16 years later, Gemma returns with her 16-year-old son Pietro, to introduce him to the city he was born in - and escaped from at only a few hours old. While revisiting the city of her heart, Gemma is torn between the present and the past, memories of love and of war, and her conflicting emotions and devastating journey of motherhood.

CW: Infertility struggles, miscarriage, sexual assault.

This book was something else, and I don't think I will forget it for a long, long time. I felt so tense when I was reading this, and I really felt the emotions spilled out onto the pages between Gemma and Diego and all the things said and unsaid between them. The journey in this book - both Gemma's life with Diego and her life with Pietro - is fascinating, and at times it's so hard to watch knowing the disaster that awaits with war on the horizon.

The brutality of war is never shied away from in this book, and while it can certainly be hard to figure out why Diego and Gemma stayed in the middle of a war zone when they could travel home to Italy at any time, I still appreciated learning so much about a war that was happening when I was born, and one I know very little about.

There is death and destruction in this book that can be hard to read - the death of children playing football or sledding in the snow - picked off like rabbits in a field by snipers on the hill. The death of an old man who was tired of war and walked across a bridge, knowing he would be seen and shot dead.

There are also some traumatic and graphic descriptions of rape and sexual assault in this book as a lot of Muslim women were kept in concentration camps and repeatedly raped by soldiers. (Reminder that this only happened less than 30 years ago at the time of writing).

Gemma's personal journey of motherhood in this book was so hard to read at times as she suffers from all the highs and lows that come with trying for a baby, and dealing with fertility struggles. Gemma as a character is a hard one to crack to be honest, as a lot of us getting to know her as a reader is through her inner monologue and thoughts rather than actions she takes. There's a lot of times I felt frustrated with her as I felt she was just moving along with the tide, almost blinded by everything except Diego and at times she let herself be a doorstop.

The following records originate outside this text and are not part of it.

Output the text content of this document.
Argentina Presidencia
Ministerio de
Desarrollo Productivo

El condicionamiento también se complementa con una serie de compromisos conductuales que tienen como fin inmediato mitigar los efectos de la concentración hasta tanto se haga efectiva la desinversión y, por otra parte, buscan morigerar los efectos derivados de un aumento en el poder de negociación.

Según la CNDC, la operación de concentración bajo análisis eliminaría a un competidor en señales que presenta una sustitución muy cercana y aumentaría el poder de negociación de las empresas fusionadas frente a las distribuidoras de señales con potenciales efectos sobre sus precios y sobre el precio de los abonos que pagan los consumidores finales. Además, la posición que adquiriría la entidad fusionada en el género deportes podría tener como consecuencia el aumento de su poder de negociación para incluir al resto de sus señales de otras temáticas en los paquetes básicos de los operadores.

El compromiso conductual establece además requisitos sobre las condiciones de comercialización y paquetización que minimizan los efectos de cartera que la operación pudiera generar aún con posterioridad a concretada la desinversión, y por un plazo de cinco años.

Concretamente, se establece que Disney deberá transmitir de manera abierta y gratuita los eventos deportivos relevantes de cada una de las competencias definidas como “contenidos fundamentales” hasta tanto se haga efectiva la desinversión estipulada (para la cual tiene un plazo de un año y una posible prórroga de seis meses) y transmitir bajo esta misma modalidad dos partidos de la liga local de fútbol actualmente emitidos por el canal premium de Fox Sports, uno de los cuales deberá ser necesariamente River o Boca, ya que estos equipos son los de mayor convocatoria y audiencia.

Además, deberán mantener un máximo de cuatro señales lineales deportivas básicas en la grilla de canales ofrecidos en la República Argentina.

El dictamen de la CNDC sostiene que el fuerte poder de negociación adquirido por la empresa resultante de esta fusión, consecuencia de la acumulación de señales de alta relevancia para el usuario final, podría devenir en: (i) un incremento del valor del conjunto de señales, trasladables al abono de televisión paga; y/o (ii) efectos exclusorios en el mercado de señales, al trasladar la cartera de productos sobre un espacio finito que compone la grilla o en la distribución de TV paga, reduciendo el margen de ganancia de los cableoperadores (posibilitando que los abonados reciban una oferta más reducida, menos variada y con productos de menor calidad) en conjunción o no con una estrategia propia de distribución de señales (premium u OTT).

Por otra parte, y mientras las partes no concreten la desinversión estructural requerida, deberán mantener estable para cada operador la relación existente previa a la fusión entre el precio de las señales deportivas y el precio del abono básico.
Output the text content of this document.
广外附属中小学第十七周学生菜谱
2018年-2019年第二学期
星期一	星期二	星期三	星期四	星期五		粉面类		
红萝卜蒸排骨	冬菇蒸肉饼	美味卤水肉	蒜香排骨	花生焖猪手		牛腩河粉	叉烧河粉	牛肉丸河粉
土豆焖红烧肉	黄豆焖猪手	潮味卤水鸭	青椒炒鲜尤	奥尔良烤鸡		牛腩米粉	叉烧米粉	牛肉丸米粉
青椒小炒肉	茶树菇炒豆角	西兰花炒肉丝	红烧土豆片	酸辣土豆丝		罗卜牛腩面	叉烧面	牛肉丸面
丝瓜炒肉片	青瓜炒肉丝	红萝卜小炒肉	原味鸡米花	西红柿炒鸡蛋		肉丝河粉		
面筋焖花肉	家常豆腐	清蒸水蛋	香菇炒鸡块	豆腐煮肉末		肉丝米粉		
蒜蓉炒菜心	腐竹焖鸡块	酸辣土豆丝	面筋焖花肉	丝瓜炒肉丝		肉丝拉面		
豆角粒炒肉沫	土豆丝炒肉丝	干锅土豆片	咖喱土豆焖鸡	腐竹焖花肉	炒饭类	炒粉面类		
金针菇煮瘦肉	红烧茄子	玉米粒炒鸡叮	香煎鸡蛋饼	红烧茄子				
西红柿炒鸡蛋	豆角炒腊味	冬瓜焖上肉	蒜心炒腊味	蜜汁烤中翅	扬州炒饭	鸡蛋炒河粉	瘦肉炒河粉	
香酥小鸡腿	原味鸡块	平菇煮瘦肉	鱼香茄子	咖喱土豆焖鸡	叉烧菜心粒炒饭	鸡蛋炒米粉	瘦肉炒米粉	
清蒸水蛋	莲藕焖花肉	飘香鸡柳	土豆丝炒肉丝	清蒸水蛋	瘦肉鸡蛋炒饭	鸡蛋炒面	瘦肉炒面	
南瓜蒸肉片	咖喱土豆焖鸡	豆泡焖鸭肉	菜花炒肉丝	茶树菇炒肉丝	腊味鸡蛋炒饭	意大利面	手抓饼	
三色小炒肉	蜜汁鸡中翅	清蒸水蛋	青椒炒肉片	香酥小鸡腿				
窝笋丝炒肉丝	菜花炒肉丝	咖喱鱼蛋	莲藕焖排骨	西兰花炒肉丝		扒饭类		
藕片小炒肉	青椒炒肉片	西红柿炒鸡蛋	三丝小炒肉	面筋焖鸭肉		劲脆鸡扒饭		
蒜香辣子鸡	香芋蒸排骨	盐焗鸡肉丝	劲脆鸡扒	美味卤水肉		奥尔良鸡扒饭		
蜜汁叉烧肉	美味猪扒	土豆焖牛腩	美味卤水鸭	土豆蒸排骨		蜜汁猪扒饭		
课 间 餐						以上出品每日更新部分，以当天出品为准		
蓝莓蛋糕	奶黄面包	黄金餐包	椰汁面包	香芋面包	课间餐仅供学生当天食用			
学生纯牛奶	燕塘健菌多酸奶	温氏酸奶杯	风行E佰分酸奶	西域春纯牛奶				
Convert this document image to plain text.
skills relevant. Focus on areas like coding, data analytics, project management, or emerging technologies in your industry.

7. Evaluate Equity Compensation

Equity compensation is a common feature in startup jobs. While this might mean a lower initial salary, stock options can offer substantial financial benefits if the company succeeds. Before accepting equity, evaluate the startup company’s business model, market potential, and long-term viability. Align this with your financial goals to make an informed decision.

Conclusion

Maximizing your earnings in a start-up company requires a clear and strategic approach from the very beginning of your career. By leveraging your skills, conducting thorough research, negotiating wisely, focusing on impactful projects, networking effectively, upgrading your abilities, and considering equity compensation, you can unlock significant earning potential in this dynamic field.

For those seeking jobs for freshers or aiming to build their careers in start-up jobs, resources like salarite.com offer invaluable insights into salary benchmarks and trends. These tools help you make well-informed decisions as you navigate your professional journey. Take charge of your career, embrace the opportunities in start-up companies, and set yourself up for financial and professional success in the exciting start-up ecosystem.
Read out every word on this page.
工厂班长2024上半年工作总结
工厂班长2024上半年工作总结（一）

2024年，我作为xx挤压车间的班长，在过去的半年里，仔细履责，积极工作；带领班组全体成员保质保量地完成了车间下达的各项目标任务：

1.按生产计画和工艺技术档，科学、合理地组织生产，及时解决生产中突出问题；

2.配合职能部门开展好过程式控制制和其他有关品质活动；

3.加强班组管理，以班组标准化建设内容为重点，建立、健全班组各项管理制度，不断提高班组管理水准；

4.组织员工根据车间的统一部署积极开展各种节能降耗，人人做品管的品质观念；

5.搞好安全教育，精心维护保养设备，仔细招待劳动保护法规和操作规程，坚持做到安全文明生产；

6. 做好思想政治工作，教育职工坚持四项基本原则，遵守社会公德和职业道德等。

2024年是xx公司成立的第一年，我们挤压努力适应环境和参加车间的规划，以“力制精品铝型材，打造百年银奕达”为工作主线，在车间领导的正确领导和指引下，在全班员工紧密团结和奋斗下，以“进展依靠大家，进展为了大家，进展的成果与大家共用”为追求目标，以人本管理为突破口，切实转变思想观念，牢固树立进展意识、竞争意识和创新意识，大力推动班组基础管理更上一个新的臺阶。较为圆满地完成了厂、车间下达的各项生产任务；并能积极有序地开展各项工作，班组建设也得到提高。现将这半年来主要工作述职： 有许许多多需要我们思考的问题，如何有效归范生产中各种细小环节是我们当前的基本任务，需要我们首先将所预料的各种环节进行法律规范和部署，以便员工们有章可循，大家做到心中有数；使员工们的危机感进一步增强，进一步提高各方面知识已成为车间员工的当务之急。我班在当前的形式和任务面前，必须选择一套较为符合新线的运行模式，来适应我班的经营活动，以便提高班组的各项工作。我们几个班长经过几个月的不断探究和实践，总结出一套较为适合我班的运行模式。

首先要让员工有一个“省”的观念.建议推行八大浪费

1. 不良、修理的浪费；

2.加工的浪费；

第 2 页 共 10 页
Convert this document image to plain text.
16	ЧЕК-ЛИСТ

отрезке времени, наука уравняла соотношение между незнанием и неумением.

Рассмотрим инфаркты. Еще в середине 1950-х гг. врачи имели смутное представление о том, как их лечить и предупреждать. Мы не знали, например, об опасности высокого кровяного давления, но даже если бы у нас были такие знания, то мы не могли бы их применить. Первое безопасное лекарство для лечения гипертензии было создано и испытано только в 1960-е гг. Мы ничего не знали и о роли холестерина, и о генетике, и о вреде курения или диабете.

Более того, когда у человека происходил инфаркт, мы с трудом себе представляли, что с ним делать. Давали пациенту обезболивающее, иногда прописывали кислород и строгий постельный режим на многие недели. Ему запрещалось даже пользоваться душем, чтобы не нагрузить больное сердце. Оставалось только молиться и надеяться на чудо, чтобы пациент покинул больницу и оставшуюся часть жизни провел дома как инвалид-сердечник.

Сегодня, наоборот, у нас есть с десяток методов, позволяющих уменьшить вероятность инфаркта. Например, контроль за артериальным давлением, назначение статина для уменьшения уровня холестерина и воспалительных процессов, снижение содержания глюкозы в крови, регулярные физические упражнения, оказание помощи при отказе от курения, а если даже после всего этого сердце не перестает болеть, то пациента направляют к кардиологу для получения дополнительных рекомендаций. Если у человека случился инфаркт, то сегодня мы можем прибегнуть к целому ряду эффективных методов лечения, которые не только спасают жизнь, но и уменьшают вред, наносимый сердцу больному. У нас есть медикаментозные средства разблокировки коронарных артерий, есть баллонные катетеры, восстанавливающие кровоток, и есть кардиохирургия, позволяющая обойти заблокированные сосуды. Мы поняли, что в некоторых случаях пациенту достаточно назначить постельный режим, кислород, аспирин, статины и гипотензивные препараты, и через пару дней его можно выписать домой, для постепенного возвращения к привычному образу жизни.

I honestly thought I had everyone figured out in this book, and I was honestly raging over characters' decisions and stomping around when the story completely flipped itself and my rage turned to utter despair over the truth of the characters' journeys.

There are some wonderful passages in this book, and descriptions of Bosnia and parts of Croatia (Dubrovnik).

I do really wish in a way that I could be fluent in Italian and have read this as it was written. I felt the writing style a bit jarring at the start - I believe because of the translation and it took a while for my mind to adapt to the way the story was written in English. I don't think everything came across as beautifully as it probably did in Italian, and there were some passages that read a bit awkwardly.

The first 100 pages of this book as well are definitely the hardest to get through as it's mainly just a big build up to Gemma and Diego's life together. Once they are together, the story really begins to flow and then it just becomes utterly addictive.

Prepare to sigh at young love, cry in shared grief, rage in despair and finally forgive with compassion alongside these characters.